Já para a presidência da FUNAI, Bolsonaro indicou o delegado Marcelo Augusto Xavier. Das 39 coordenações da entidade no país, 20 trocas serão concluídas, e em muitas dessas localidades, especialistas em políticas indigenistas serão substituídos por militares e nomeações políticas em sua gestão. 

EXTERMÍNIO?

Ao final de uma semana em que tive contato com a aldeia, vimos Bolsonaro subir ao púlpito da ONU e acusar os povos indígenas de serem os responsáveis pelas queimadas na Amazônia e Pantanal. O silêncio entre o cacique Pedro e eu foi mais forte que a indignação.
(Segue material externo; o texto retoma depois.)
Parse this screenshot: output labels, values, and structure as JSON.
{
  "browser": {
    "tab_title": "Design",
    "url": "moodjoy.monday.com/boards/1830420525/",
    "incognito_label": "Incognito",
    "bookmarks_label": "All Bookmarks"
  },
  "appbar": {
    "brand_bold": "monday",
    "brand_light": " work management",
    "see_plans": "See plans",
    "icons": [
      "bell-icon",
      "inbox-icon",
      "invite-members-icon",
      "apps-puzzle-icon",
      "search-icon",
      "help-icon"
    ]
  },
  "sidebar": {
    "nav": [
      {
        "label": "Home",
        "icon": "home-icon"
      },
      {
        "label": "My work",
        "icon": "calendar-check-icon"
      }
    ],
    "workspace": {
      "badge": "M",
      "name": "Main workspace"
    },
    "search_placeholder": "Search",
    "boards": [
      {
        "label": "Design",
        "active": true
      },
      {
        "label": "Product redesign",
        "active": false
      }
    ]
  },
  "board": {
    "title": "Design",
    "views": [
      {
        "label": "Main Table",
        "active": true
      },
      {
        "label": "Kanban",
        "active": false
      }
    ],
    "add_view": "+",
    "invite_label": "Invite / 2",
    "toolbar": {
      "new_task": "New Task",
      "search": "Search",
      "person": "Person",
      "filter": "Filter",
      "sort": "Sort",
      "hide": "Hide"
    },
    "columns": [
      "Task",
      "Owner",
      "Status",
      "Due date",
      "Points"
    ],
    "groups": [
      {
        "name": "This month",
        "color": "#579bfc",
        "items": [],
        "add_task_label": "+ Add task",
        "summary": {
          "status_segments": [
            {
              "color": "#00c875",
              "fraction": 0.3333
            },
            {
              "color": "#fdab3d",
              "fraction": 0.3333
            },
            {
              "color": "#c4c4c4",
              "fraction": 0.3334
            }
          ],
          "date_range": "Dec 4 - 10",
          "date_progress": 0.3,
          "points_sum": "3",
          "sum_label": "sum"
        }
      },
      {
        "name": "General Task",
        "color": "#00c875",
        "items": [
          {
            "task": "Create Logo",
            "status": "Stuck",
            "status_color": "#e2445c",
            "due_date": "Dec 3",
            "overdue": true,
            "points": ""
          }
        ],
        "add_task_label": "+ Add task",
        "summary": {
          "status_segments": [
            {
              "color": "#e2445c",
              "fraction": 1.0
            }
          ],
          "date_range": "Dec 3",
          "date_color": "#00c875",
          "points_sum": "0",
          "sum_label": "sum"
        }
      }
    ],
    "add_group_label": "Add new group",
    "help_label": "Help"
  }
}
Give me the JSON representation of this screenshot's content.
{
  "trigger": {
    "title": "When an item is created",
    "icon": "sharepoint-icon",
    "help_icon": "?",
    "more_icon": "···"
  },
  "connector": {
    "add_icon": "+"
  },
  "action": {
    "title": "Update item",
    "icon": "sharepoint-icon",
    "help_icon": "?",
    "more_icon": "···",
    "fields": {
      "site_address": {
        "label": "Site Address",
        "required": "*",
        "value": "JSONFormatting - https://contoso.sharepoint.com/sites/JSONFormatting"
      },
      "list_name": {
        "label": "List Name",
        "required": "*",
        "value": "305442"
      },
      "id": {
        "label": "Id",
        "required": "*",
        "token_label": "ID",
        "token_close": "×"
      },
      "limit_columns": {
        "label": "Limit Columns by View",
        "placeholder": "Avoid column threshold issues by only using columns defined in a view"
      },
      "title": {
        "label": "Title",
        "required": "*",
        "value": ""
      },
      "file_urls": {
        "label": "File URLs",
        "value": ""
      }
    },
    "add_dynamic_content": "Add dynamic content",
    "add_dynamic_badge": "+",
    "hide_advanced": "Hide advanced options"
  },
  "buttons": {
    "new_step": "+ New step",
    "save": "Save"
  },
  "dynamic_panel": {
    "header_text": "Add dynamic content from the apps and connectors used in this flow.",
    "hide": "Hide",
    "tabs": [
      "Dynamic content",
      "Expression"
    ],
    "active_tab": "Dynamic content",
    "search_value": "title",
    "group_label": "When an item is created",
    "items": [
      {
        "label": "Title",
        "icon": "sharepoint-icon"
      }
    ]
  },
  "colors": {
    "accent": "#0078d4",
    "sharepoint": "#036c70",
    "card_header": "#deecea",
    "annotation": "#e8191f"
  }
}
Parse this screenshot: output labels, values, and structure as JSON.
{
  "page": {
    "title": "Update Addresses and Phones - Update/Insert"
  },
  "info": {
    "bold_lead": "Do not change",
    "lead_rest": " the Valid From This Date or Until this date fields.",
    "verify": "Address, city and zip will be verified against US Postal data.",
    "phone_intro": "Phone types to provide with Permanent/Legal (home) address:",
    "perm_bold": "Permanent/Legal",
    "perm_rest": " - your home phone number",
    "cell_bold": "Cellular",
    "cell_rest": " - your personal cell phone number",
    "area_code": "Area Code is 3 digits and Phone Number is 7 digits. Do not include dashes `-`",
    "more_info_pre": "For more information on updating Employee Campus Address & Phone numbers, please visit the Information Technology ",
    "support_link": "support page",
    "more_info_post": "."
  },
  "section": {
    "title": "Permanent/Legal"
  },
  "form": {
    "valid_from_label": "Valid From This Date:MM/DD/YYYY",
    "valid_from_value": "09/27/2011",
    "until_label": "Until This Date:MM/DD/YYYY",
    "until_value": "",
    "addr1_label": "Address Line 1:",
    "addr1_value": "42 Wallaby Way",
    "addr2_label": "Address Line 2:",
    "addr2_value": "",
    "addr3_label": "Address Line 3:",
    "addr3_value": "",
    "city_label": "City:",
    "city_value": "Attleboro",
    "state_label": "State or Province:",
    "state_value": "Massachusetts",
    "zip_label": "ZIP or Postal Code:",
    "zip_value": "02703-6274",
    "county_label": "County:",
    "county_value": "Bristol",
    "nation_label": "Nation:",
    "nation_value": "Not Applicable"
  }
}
Neste momento, lembrei-me de outra declaração sua que afirmava que “o índio está evoluindo” e “cada vez mais, é um ser humano igual a nós”. Não pude deixar de associar a causa indígena no Brasil com a guerra civil em Ruanda; onde os Hutus, em uma tentativa de desumanizar os Tutsis, os chamavam de inyenzi (baratas)- assim, era mais fácil exterminar os “insetos”.  Da mesma forma, Bolsonaro despersonifica os indígenas no Brasil-  assim, fica mais fácil exterminar os “quase” humanos. 

Assim como em Rio Pequeno, em Paraty, centenas de outras terras indígenas estão ameaçadas em seus direitos já outorgados; pelo interesse de políticos, empreiteiros, ruralistas, e madeireiros. 

E é devido às derrotas do nosso povo que entendemos nosso lugar na sociedade diante da personificação do mito e obediência cega ao patriarcado violento, calúnias e ameaças compartilhadas contra opositores, e a revolta infantilizada de quem não sabe como reagir- afinal, são outros países do mundo que lutam mais por nossa preservação do que nós mesmos. Talvez, seja por essas condições que tenhamos tantas definições políticas para este governo: kakropolítica, necropolítica, claptopolítica e plutocracia. Contudo, apesar de nossas limitações, genocídio e extermínio não deveriam nunca mais fazer parte de nosso vocabulário. 

Termino este trabalho com as palavras que o cacique Pedro me havia dito, em outro momento, pela resposta não dada às acusações de Bolsonaro aos indígenas na ONU:

“A vida nossa tá aí dentro das matas, e as matas têm nossas vidas. A gente não pode cortar as árvores, porque o índio vai chorar também”.